25 Ağustos 2013 Pazar

Öldüren Balyoz Timi kamerada ve mahkeme dosyasında

Demokrasilerde olaylara resmi veya sivil giyimli polisler müdahale eder.

Resmi veya sivil giyimli polisler, Emniyet'in envanterinde olan silahları kullanabilirler. Muşta, demir sopa, zincir, meşe odunu gibi envanter dışı silahlar kullanamazlar.

Sivil giyimli polisler, vatandaşı dövmek, sakatlamak, öldürmek için yasa dışı, sözlü emirle kurulan ve envanter dışı silah kullanan timler oluşturamazlar.

Toplumsal olaylara müdahale, vatandaşı dövme, yaralama, öldürme amacı ile polis olmayan sivil kişilerden oluşmuş sopalı, muştalı timler kurulamaz.

Böyle timlerin kurulduğu, kullanıldığı rejimlere demokrasi değil, faşizm denir.

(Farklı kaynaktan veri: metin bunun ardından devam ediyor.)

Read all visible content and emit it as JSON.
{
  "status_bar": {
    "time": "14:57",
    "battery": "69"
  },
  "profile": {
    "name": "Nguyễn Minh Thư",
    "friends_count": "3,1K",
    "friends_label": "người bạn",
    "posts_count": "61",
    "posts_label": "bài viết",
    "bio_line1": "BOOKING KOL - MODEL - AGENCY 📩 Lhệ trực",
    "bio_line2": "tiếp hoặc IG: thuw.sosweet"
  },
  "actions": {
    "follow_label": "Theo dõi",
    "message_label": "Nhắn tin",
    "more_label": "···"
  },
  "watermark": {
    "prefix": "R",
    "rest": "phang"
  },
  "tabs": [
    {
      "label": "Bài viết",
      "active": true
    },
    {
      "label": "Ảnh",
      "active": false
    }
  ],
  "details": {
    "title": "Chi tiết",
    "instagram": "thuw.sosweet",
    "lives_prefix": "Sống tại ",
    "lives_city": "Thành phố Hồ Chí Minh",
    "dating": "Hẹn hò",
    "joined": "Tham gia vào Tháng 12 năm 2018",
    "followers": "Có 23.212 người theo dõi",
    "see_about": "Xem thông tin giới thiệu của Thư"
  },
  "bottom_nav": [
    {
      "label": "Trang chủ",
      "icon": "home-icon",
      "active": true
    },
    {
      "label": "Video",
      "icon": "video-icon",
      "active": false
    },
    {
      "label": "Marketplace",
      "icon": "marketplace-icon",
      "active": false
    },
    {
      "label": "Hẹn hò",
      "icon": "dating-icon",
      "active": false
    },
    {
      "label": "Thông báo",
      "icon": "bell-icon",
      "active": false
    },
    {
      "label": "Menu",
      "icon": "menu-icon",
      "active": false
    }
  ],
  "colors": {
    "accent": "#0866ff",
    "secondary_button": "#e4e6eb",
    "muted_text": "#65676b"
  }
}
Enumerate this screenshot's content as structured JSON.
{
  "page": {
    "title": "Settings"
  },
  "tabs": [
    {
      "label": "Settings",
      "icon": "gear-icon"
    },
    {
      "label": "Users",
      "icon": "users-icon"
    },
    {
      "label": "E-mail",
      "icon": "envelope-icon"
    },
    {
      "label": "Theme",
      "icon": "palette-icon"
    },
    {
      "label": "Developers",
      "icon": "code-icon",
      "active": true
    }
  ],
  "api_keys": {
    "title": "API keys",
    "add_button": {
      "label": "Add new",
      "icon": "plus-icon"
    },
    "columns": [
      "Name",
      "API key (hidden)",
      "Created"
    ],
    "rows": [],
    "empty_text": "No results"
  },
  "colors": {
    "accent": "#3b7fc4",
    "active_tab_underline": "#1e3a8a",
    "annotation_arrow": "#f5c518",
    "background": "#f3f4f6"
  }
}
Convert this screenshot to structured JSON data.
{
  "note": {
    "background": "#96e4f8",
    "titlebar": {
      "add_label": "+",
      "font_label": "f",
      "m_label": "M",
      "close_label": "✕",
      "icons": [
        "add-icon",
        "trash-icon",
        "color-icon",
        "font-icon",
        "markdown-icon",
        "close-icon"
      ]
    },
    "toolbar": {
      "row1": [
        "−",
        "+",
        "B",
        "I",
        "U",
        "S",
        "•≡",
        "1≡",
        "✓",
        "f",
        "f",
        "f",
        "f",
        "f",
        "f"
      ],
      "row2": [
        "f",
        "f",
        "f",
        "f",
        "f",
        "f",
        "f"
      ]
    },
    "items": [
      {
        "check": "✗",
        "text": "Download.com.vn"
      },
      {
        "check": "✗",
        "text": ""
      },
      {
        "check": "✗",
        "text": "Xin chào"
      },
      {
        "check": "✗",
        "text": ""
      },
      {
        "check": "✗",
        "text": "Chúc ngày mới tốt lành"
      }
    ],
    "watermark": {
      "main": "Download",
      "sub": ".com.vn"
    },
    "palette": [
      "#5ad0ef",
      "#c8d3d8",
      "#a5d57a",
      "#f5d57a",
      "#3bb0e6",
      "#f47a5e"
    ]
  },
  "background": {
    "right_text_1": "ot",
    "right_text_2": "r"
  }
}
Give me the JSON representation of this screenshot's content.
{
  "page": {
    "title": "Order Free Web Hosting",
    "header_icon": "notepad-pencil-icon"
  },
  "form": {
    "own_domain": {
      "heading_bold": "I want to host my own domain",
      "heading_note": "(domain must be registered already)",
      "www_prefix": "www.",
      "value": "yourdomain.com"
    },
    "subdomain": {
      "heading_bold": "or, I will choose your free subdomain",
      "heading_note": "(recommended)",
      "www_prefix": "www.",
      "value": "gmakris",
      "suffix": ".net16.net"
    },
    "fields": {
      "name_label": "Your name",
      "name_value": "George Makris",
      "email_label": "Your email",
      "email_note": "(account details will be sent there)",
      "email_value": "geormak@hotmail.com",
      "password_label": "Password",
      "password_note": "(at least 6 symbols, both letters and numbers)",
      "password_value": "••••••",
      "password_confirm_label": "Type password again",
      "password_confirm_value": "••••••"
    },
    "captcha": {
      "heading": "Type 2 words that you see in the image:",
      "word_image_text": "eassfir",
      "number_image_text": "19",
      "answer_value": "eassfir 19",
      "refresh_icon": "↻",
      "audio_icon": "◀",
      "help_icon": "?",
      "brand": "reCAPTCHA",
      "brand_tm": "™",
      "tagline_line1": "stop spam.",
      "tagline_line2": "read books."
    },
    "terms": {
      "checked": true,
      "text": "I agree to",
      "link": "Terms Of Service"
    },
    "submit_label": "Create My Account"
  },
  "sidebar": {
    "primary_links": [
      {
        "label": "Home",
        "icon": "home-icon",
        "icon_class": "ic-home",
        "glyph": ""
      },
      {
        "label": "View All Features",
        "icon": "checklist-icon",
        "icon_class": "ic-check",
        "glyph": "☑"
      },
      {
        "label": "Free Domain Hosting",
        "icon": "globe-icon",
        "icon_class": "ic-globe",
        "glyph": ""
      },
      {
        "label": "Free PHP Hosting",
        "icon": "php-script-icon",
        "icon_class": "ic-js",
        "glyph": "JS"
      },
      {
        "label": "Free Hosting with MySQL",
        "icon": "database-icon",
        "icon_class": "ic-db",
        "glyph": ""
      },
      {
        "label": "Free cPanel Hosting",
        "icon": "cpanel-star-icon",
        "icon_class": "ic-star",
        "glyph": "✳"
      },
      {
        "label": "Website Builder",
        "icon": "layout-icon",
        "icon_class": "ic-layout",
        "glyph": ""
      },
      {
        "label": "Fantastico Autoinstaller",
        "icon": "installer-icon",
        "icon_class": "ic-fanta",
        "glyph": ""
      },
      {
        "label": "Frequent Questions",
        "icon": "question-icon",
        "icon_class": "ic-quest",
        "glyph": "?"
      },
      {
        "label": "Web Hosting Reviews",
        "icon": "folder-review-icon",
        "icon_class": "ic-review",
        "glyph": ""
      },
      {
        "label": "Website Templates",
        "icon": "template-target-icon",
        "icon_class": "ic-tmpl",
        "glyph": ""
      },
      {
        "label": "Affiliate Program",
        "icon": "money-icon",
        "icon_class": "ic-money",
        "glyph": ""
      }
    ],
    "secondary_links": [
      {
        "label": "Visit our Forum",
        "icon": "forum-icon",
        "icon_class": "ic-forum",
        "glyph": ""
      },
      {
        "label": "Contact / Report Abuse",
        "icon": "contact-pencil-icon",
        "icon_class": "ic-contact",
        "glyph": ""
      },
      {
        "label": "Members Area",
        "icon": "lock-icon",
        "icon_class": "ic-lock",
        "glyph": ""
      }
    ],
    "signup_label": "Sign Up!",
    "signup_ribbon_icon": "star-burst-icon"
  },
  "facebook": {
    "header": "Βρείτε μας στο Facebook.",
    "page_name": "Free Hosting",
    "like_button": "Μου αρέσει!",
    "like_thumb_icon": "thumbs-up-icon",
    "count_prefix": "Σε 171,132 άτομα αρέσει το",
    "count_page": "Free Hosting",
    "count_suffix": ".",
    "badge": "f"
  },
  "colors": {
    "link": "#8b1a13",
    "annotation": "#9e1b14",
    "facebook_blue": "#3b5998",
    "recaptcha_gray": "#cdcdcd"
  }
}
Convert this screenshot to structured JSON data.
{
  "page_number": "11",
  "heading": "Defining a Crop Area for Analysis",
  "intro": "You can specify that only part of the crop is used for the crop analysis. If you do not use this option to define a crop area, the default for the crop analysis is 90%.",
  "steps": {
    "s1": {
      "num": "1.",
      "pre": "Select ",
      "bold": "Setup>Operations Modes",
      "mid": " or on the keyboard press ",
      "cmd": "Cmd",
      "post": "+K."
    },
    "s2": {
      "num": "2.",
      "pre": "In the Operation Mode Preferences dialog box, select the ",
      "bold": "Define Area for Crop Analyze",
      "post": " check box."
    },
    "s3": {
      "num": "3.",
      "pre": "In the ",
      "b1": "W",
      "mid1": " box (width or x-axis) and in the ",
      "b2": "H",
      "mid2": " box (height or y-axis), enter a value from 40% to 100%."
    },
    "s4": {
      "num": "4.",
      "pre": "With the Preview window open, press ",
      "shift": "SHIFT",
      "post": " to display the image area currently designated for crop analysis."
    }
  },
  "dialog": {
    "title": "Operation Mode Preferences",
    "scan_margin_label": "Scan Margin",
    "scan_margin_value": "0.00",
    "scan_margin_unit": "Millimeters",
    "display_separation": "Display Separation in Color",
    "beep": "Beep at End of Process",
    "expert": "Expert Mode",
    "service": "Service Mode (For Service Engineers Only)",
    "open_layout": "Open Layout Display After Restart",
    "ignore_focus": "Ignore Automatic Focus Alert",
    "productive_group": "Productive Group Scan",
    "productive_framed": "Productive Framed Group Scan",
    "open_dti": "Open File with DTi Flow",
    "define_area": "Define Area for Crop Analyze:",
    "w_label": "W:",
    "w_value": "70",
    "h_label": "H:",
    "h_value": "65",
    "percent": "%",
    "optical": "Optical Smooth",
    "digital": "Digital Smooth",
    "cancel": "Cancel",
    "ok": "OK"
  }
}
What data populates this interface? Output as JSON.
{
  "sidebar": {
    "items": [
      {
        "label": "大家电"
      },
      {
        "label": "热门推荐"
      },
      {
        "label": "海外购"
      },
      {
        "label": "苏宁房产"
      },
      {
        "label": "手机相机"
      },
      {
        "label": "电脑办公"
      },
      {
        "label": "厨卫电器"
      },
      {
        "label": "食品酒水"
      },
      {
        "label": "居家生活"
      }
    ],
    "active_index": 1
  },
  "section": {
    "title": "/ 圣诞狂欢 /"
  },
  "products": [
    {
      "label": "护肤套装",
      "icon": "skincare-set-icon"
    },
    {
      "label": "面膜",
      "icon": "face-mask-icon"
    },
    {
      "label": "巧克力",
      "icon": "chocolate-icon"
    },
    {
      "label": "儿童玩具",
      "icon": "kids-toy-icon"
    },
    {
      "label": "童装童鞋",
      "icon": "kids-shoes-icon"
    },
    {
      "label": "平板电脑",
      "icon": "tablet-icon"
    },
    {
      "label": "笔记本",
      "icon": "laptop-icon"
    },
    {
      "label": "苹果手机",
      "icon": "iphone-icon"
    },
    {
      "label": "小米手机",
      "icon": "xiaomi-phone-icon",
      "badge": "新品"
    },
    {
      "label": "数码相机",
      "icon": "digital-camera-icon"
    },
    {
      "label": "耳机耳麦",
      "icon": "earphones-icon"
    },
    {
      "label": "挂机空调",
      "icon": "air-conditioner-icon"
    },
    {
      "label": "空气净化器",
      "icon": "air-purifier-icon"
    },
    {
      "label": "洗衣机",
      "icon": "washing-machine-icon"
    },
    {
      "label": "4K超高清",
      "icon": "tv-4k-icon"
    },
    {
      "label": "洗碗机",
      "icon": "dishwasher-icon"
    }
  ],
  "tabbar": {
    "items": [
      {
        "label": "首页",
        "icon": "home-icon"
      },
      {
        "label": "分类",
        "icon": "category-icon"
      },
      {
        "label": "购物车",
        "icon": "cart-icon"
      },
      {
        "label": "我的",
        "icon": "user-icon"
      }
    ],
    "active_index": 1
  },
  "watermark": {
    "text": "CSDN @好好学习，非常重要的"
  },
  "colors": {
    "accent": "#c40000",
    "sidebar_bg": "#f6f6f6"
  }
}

Eskişehir'de öldürülen Ali İsmail Korkmaz'ı darp eden şahısların mahkemede verdikleri ifadeler ve kamera görüntüleri, AKP iktidarının polis ve sivillerden oluşmuş faşist timler kurduğunu açıkça ortaya koymaktadır.

Bundan önce de sivil sopalı faşist timlerin polisle birlikte görüldüğü kamera kayıtları ortaya çıkmıştı. Şimdi, bu durum mahkeme kayıtlarına geçmiştir.
Faşizmin, diktanın belgesi olur mu derseniz, işte oldu: Kapı gibi mahkeme kayıtları.

***********

Ali İsmail Korkmaz

Radikal'den İsmail Saymaz'ın özel haberi:
Eskişehir'de Gezi Parkı direnişi sırasında darp edilen ve beyin kanaması geçirerek hayatını kaybeden üniversite öğrencisi Ali İsmail Korkmaz'ın dövülme anındaki görüntüleri yayınlandı.
Ali'nin başına 3-4 tekme atan polisin ve sopalı faşist tim üyelerinin görüntüleri mahkeme dosyasına girdi.
2 dakika 18 saniyelik görüntü için tıklayınız:

Aydınlık'ın 9 Ağustos'ta verdiği haberi Radikal 13 gün sonra "özel haber" olarak veriyor. Yeni, olan tek şey, kamera kaydı:

Tutuklanan dördüncü sivil kişi olan Harlar'ın Eskişehir 6. Sulh Ceza Mahkemesi'ne 15 Ağustos'ta verdiği ifade:
"Bir pide fırınında ocakçı olarak çalışıyorum. Olay günü Sanayi Sokak'taki Harman Ekmek Fırını'na girip bekledim. O gece fırına polisler girip çıkıyordu. Normalde fırın o saate kadar açık olmaz. Polisler, Gezi eylemcileri fırına zarar vermesin, yağma yapmasın diye bekliyorlardı. Saat 23:57'de Ali İsmail Korkmaz sokağa koşarak girdi. Tutuklu sanık polis Mevlüt Saldoğan "Yakalayın" diye bağırdı. Birinin fırın sahibi olduğunu düşündüğüm, diğer ikisi ise fırında gördüğüm kişiler Ali İsmail'e hamle yaptılar. Ben de ayağına çelme takarak düşürdüm, ancak vurmadım. Fırındaki üç kişi elleri ve ayakları ile vurdular. Bunun üzerine şahıs (Ali İsmail) bir süre yerde yattı. Hızlı adımlarla yerde yatan şahsa doğru yürüyen ve üç dört tekme ile şahsın başına vuran kişi, bize "Yakalayın" diyen sivil giyimli polisti. Polis tekme atarken "Kimmiş o.ç. şimdi söyle" diye bağırıyordu. Görüntülerdeki eli sopalılar bildiğim kadarıyla sivil giyimli polis memurlarıydı."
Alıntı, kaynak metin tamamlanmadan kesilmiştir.